Не так давно один товарищ, который был в заключении около двух лет, а затем всю войну на фронте в качестве врача, рассказывал о катастрофе, которая произошла с его госпиталем в поезде. Раненые были эвакуированы в тыл, а госпиталь передвигался к фронту. Под Полтавой началась бомбежка с воздуха. Был произведен массированный удар, и весь состав запылал. Погибло 60 человек. Доктор с другими бежал в лес и залег там до конца бомбежки. Смерть могла настичь всех в любую минуту. Он передал мысли, которые бродили в его голове: «Когда я лежал в лесу и видел горящий состав с гибнущими людьми, когда моя жизнь висела на волоске, невольно сопоставил арест и войну и твердо знал, что умереть сейчас, в этой страшной обстановке, неизмеримо легче, чем быть там. Поскольку существует война — бедствие всенародное. Почему не я, а кто-нибудь другой должен погибнуть? Смерть здесь закономерна, в такой гибели есть оправданность и смысл. Под огнем испытывал облегчение от того, что я не там. Совсем

иное восприятие себя, окружающего мира».

Ряды женщин, живущих в палатке, редели. Брали на Воркуту. Некоторых, как слабосилку, перевели в Адак, на инвалидную командировку. Оставшиеся ждали своей очереди.

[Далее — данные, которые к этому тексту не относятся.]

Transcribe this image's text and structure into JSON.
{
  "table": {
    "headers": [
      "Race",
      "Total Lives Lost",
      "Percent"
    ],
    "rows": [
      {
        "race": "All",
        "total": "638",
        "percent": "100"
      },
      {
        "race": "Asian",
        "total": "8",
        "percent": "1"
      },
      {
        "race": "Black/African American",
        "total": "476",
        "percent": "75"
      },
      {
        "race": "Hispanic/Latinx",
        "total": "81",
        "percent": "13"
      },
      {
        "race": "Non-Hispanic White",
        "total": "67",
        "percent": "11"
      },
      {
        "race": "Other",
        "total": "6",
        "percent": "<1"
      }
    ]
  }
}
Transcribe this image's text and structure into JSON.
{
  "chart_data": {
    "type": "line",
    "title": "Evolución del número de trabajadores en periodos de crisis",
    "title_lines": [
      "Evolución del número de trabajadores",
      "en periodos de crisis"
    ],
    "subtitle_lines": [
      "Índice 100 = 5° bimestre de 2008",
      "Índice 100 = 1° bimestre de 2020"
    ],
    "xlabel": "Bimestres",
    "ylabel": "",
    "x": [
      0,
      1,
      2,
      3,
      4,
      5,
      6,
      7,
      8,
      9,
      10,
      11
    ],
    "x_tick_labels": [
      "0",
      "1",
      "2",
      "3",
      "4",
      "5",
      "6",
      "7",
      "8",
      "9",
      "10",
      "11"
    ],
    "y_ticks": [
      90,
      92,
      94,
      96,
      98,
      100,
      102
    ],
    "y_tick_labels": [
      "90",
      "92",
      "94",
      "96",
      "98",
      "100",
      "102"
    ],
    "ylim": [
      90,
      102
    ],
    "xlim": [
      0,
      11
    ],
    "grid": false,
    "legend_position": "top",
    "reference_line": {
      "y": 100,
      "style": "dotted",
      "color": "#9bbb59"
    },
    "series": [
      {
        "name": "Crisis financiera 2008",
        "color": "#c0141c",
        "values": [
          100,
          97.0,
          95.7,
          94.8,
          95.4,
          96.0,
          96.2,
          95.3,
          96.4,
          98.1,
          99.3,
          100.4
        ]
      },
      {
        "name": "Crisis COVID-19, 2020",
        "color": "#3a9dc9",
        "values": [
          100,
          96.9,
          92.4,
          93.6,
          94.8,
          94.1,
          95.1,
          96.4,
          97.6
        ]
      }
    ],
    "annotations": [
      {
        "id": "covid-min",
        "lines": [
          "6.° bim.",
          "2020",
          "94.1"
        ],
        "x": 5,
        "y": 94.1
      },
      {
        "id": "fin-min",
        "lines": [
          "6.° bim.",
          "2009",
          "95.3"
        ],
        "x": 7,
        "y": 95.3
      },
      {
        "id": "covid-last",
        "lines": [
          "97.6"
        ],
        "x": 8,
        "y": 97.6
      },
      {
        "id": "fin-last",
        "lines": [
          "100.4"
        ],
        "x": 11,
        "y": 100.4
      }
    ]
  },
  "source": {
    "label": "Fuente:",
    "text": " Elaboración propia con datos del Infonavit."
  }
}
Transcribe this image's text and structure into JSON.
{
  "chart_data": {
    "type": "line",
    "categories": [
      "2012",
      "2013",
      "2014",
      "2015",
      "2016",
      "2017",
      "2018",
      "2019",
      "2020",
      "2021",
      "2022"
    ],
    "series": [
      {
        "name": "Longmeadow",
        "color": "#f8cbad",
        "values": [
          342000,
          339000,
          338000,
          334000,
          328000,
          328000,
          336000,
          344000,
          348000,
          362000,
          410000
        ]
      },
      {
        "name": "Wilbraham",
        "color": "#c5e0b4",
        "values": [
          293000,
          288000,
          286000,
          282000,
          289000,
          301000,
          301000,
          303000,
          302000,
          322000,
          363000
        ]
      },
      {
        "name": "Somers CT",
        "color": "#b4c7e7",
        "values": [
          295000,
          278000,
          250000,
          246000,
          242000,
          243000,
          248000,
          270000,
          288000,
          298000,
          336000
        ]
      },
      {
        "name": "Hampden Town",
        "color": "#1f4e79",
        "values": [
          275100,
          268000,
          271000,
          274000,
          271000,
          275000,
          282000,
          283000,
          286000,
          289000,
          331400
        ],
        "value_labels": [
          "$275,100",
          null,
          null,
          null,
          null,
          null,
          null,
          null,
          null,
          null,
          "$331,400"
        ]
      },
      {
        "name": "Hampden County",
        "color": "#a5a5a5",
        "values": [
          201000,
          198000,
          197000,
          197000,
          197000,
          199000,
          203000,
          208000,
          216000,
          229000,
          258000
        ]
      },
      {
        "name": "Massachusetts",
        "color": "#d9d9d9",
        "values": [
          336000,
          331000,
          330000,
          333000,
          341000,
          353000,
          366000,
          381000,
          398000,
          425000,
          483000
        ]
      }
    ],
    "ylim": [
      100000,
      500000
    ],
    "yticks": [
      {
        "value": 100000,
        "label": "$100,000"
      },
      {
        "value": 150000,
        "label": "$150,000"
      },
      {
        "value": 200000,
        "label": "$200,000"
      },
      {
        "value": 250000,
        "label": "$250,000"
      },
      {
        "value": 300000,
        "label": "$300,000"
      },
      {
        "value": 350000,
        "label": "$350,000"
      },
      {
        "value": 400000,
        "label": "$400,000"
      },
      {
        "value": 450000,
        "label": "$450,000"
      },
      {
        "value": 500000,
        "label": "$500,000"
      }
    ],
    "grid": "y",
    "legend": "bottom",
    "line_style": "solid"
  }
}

В июле работали на штукатурке и побелке клуба и столовой. Работа близилась к концу и на побелку потолка отправили двоих — Дору и меня. Мы стояли на стремянках с ведрами извести и длинными кистями, когда привели этап из нескольких женщин с Воркуты: Ольгу Танхилевич, Нину Булгакову, Раю Смертенко, Бети Гурвич и М. М. Иоффе, которую недавно увозили в Сангородок при Воркуте по болезни. Среди вохровцев, приведших этап, был тот самый Кошкин, который помогал мне при зашивании века и который позже сопровождал этап мужчин с Сивой Маски на Воркуту. На минуту вспыхнула надежда — возвращают, живы, ужасы преувеличены! Но стоило нам сойти со стремянок, разглядеть лица женщин, как пахнуло замкнутостью, скорбью, горем.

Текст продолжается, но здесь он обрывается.